Venezuela’s problem is not Moisés Naím and myself. If Maduro wants someone to blame, he should look in a mirror. Maduro and his eternal little bird frittered away the largest oil boom in the nation’s history, and now they don’t have any money to pay for their obligations. In the same period of time, countries such as Kazakhstan saved up three years worth of oil exports in its sovereign wealth fund, and they currently do not have problems confronting the fall in the price of oil. But Venezuela used high oil prices to issue debt and to create a situation that is unsustainable even with oil at $100 per barrel. That is why, even with oil at $100 per barrel, the black market exchange rate went from BsF 10 in September 2012 to BsF 100 in September of 2014.

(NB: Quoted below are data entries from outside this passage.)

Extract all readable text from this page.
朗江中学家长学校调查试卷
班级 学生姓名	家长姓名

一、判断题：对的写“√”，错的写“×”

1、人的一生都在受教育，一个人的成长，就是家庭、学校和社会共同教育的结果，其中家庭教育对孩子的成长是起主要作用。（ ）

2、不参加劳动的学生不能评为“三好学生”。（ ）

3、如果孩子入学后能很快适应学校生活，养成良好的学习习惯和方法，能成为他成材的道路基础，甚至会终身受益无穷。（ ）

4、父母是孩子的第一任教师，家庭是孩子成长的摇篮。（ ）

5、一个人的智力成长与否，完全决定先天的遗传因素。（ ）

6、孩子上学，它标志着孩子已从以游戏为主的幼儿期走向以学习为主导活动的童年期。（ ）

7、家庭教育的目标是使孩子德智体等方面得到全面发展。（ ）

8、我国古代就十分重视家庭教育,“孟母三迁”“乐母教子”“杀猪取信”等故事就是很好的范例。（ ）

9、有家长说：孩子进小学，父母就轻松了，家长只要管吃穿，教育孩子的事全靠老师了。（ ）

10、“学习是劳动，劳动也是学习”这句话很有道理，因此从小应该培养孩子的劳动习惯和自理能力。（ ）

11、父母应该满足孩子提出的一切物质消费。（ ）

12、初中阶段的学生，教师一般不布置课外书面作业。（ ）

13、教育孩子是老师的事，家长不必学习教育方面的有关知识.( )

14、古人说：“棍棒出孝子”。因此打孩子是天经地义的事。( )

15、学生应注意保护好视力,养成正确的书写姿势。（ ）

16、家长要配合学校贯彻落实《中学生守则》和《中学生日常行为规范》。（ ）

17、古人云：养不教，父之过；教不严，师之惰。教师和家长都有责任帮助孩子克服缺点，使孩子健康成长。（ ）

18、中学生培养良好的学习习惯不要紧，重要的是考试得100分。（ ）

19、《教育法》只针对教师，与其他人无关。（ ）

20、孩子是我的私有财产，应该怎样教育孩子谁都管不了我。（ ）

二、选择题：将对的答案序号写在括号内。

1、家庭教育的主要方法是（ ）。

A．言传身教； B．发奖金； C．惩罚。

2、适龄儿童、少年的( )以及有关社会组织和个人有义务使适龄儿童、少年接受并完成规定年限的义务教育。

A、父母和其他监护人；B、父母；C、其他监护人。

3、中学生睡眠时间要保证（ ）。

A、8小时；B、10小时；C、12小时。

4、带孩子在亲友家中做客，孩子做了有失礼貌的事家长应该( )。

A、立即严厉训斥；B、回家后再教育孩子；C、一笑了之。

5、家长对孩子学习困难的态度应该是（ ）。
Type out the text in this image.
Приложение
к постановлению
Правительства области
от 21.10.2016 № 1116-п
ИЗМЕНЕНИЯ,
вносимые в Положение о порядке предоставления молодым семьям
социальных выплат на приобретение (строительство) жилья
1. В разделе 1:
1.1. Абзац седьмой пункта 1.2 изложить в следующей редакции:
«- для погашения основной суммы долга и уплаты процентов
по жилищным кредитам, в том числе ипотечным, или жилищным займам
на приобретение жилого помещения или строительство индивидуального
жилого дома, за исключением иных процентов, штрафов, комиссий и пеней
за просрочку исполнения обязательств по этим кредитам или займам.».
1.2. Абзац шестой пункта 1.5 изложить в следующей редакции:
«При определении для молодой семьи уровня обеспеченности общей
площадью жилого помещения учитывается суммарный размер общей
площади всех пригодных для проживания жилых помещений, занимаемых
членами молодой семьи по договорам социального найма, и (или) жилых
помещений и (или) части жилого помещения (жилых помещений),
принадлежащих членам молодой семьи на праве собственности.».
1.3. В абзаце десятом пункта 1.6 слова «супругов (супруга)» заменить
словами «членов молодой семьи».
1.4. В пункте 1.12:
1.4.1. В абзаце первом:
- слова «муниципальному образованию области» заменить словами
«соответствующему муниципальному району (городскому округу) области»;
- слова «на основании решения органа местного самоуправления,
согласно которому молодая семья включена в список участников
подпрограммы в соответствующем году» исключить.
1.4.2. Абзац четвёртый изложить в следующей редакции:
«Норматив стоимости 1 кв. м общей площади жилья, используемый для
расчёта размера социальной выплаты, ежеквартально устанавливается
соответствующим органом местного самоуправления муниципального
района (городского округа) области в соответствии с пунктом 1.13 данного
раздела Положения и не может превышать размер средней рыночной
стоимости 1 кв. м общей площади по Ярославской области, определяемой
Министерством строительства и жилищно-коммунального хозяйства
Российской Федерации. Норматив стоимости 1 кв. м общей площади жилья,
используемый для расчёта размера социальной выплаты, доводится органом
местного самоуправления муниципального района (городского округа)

Maduro is incapable of steering Venezuela away from the crisis he got the country into. He is incapable of understanding its causes, design its solutions, build alliances, and picture a viable and promising future, and invite Venezuelans and foreigners to build the country together. Instead, Maduro thinks that by naming 27,000 new pricing police, and by sending the National Guard to the borders, the nation’s economy is going to recover. Maduro is so lost that he used the recently expired Enabling Law to pass 50 laws that do nothing to solve the crisis that he got Venezuela into. Maduro thinks the country’s problems are caused by an economic war, without realizing that his policies are the ones that have declared war on the country’s economic possibilites. That is a war he is winning.

Venezuela has a future, but Maduro has no idea where that future lies, nor how to get us there. And nobody can lead a country to a better place by lying.